Judges can’t make good decisions on behalf of children without information and CASA grew, at a grassroots level, straight from that desire and need for effective decision-making.
In 1976, Superior Court Judge David Soukup of Seattle, WA, saw a recurring problem in his courtroom:
"In criminal and civil cases, even though there were always many different points of view, you walked out of the courthouse at the end of the day and you said, 'I've done my best; I can live with this decision,' he explains.
"But when you're involved with a child and you're trying to decide what to do to facilitate that child's growth into a mature and happy adult, you don't feel like you have sufficient information to allow you to make the right decision.

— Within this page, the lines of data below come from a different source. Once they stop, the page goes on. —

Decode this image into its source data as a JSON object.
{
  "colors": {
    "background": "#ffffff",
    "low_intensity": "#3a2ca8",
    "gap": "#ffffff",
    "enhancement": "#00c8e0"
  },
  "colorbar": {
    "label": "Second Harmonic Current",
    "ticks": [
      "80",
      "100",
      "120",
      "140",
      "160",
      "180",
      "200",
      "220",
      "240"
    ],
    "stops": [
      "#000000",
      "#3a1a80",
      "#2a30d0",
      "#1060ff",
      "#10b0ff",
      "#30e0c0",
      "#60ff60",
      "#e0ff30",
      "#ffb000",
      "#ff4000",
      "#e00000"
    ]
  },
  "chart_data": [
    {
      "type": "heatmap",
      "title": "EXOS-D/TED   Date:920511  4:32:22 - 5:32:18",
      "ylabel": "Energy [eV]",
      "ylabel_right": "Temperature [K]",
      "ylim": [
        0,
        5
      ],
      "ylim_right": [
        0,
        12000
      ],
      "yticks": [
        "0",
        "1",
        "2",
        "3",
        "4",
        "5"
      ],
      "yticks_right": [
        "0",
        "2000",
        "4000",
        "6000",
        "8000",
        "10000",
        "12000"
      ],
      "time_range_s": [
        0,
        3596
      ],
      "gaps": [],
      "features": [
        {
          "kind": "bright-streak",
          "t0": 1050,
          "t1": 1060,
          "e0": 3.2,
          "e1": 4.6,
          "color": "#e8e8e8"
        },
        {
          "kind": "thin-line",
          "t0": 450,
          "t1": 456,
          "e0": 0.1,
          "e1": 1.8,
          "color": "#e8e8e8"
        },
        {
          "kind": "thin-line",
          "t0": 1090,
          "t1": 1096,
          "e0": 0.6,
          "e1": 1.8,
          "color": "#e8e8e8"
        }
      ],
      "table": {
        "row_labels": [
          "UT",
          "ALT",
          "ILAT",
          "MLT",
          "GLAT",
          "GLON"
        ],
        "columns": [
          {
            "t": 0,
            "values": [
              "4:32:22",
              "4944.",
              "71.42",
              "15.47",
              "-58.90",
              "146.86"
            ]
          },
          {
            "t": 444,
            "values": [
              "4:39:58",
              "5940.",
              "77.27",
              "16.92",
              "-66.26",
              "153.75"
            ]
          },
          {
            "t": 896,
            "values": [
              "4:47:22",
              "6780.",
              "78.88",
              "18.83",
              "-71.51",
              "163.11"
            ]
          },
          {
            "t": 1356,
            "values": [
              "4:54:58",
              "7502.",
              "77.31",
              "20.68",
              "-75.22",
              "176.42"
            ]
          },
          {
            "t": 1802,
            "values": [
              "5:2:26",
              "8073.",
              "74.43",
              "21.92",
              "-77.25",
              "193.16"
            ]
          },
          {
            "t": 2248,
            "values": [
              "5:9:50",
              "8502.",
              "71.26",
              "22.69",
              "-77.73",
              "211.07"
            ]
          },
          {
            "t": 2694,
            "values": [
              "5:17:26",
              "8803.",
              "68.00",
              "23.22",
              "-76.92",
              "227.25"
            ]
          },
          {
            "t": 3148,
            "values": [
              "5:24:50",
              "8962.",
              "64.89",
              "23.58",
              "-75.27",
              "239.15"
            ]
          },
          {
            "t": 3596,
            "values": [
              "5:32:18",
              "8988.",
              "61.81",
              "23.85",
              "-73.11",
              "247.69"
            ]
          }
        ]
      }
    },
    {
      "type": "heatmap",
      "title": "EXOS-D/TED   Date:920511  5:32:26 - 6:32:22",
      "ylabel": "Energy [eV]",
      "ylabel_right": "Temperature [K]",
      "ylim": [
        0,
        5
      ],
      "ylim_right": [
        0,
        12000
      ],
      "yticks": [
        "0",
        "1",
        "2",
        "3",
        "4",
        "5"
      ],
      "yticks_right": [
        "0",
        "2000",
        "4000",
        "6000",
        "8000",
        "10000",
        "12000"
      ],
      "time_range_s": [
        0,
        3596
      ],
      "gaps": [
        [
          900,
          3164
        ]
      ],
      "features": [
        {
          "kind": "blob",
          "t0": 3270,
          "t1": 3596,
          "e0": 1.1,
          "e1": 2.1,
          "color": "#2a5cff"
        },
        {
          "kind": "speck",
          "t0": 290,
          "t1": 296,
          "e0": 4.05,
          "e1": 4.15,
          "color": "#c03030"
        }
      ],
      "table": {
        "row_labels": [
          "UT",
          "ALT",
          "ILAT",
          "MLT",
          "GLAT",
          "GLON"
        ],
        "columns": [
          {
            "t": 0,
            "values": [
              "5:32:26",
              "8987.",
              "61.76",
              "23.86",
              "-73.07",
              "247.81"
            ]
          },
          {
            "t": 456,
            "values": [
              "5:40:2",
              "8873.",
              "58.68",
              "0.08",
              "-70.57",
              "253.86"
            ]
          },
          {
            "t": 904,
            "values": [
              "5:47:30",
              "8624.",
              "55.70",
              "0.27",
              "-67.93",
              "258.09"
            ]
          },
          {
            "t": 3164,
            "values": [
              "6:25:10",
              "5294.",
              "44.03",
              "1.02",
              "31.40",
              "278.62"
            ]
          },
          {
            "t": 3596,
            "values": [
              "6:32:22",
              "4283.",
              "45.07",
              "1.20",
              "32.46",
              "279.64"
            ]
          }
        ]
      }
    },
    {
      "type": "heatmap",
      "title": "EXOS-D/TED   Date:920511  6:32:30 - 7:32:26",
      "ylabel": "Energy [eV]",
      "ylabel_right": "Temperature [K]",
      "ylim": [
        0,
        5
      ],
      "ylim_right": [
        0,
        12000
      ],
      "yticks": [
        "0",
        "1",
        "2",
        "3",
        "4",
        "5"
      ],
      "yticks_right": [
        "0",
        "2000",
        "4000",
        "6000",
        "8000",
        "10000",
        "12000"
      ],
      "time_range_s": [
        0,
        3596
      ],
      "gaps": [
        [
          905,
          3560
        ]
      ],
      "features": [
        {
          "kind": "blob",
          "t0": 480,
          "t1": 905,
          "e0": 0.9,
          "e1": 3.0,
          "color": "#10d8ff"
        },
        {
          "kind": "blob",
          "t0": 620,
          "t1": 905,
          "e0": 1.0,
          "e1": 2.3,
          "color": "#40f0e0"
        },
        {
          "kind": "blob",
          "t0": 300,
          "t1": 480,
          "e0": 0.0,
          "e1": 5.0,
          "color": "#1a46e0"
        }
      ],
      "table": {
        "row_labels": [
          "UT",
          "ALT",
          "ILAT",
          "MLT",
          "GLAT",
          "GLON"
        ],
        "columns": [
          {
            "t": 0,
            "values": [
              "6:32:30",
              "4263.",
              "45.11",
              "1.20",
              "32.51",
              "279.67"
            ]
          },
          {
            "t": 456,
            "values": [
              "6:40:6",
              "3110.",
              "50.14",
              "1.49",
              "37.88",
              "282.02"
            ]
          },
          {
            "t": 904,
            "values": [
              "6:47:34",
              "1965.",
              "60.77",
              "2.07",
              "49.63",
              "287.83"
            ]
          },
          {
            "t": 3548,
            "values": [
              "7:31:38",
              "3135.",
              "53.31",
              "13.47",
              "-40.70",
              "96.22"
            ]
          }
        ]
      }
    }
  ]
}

You can't walk away and leave them at the courthouse at 4 o'clock. You wonder, 'Do I really know everything I should? Have I really been told all of the different things? Is this really right?'"
To ensure he was getting all the facts and the long-term welfare of each child was being represented, the Seattle judge came up with an idea that would change America's judicial procedure and the lives of over a million children. He obtained funding to recruit and train community volunteers to step into courtrooms on behalf of the children: Court Appointed Special Advocate (CASA) volunteers.
This unique concept was implemented in Seattle as a pilot program in January 1977. During that first year, the program provided 110 trained CASA volunteers for 498 children in 376 dependency cases. Since that initial idea CASA has grown into a national organization with 955 local and state programs. In 2010 CASA programs across the country served over 240,000 children.